Malbin
Objects of Commonplaceness
3D Works on Paper
If Symbology is the art of expression through symbols, an argument can be made that most art can be loosely identified as such. A symbol substitutes one thing for another. It is something that represents an idea, process or physical entity. The purpose of the symbol is to communicate meaning. For example, the red octagon is a symbol for “stop”. An emblem, though, is an image or object, abstract or representational, that epitomizes a concept (i.e., a moral truth or an allegory), or that represents a person. The word emblem, then, perhaps, suits the majority of art more directly.

A symbol has only the meaning ascribed to itself, representing only a concept and not recognizable as a particular object. Therein lies a particular problem for artists in postmodern culture when trying to relate to an audience or viewer via cultural symbols or objects of supposed commonplaceness. This is because of the numerous cultural elements that make up any contemporary society.

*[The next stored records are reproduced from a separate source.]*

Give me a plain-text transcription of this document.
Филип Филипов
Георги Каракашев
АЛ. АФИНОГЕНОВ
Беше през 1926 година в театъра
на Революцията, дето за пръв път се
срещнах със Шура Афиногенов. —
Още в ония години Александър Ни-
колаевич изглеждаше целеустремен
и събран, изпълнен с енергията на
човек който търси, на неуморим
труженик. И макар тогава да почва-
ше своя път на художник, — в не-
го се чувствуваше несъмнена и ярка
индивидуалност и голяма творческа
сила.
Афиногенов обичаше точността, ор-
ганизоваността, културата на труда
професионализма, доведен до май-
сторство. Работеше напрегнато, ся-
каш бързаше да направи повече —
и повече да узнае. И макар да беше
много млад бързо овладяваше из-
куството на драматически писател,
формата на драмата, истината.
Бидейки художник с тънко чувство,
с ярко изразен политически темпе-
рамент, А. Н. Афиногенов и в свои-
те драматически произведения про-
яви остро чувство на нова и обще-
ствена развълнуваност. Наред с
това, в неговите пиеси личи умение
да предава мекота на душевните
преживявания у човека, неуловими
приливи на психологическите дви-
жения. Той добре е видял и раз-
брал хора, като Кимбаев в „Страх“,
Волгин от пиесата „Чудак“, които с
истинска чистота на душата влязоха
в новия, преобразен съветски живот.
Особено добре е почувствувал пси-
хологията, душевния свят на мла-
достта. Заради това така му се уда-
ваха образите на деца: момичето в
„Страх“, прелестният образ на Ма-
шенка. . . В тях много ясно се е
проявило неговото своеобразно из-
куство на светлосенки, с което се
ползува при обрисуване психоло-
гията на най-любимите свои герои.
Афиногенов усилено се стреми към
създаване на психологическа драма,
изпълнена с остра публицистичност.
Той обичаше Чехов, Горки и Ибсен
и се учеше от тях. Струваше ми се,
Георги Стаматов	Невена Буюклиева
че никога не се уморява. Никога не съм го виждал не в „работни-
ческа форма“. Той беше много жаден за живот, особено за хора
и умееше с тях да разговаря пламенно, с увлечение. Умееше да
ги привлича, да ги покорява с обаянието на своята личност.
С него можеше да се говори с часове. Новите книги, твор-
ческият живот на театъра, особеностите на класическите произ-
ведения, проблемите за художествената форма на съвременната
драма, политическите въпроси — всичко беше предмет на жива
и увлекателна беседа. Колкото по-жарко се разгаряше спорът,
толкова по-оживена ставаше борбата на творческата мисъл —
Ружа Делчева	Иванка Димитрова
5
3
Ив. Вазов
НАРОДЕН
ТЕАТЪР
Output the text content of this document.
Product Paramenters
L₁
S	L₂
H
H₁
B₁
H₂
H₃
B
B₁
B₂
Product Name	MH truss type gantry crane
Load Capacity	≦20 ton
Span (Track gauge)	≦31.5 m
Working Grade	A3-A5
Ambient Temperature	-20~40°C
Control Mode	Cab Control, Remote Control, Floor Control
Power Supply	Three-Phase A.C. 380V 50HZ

Suffice it to say, that while an emblem can epitomize a concept, represent an object, either abstract or representational, it can also qualify and quantify as it does in the form of a sticker on a piece of fruit. But, where in this wordplay is the relative significance to my work? With a large enough audience, or if one succeeds in fabricating an object, emblematic of a universally relatable thing (concept), and void of monotony, they can then change the inherent meanings of this object. Has not the “Brillo box” forever been conjoined with Andy Warhol? It is certainly and emblem of and for the “pop art” movement. Thus, an object has been impregnated with a foreign value (as well as a predictable value).

“The creative act is not performed by the artist alone; the spectator brings the work in contact with the external world by deciphering and interpreting its inner qualification and thus adds his contribution to the creative act.”